Jumat, 18 Oktober 2013

Sistem Pangan yang Berkelanjutan

Sistem Pangan yang Berkelanjutan
V Priyo Bintoro ;  Dekan Fakultas Peternakan dan Pertanian Universitas Diponegoro, anggota Perhimpunan Ahli Teknologi Pangan Indonesia (PATPI)
SUARA MERDEKA, 17 Oktober 2013


"Inovasi bibit dan sarana produksi yang mengarah pada peningkatan produksi juga perlu dilakukan"

HINGGA saat ini, kondisi kelaparan di dunia masih terus terjadi. Beberapa negara Afrika dan Asia masuk dalam kategori kekurangan pangan sehingga memerlukan bantuan dari organisasi pangan dunia, FAO. Jaringan media dunia mengeksploitasi gambaran kelaparan itu untuk mencari dana. Bagi negara yang tidak mengalami kekurangan pangan, keadaan seperti itu seharusnya menjadi bahan introspeksi, apakah arah kebijakan pembangunan pertanian (pangan) telah sesuai dan dapat mencapai sasaran.

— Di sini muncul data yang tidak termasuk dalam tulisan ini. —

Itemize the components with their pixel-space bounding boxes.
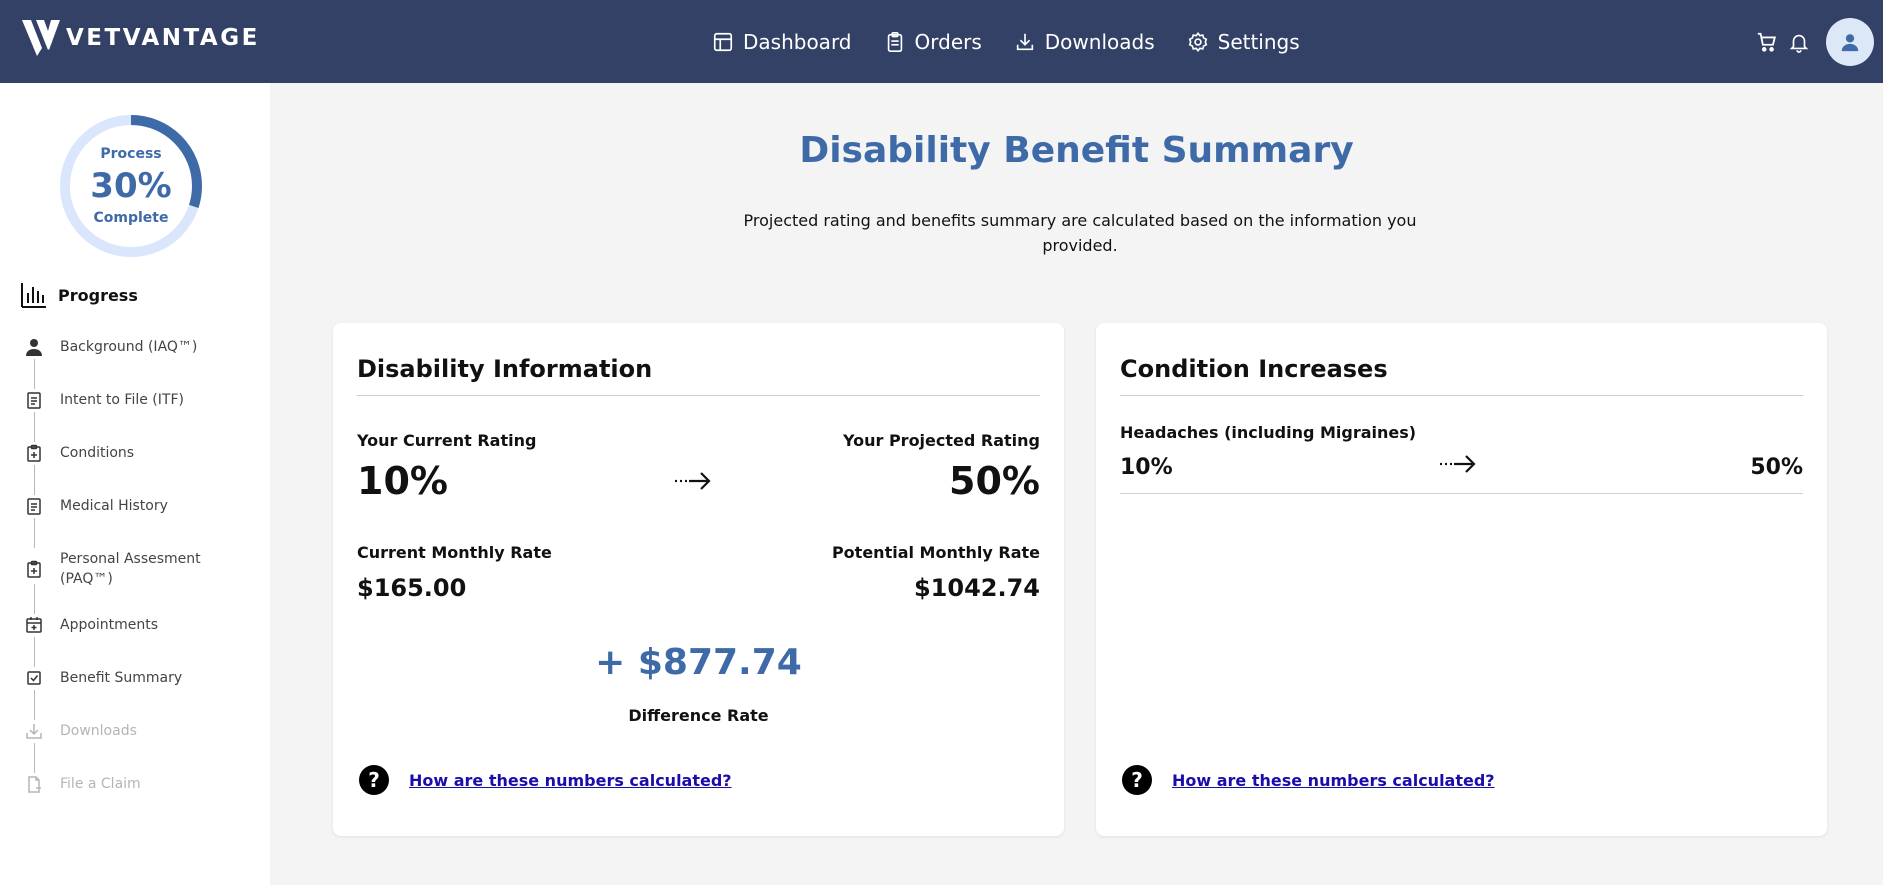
top-navigation-bar: VETVANTAGE Dashboard Orders Downloads Se… bbox=[0, 0, 1883, 83]
difference-amount: + $877.74 bbox=[595, 642, 802, 683]
step-label: Downloads bbox=[60, 723, 137, 739]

Mendasarkan kondisi dunia akhir-akhir ini, FAO memilih tema Hari Pangan Sedunia (HPS) tahun ini, yaitu  ’Sustainable Food Systems for Food Security and Nutrition’. Tema ini memberikan fokus untuk membantu meningkatkan pemahaman masalah dan pemecahannya dalam memerangi kelaparan.

Data menjelang HPS 2013 menunjukkan, 870 juta penduduk dunia kekurangan pangan atau mengonsumsi tak cukup makanan guna menopang hidup normal (FAO, 2013), sekitar 4% di antaranya penduduk Indonesia. Krisis pangan, sangat mungkin terjadi antara lain karena perhitungan penyediaan pangan didasarkan pada jumlah kebutuhan pangan penduduk. 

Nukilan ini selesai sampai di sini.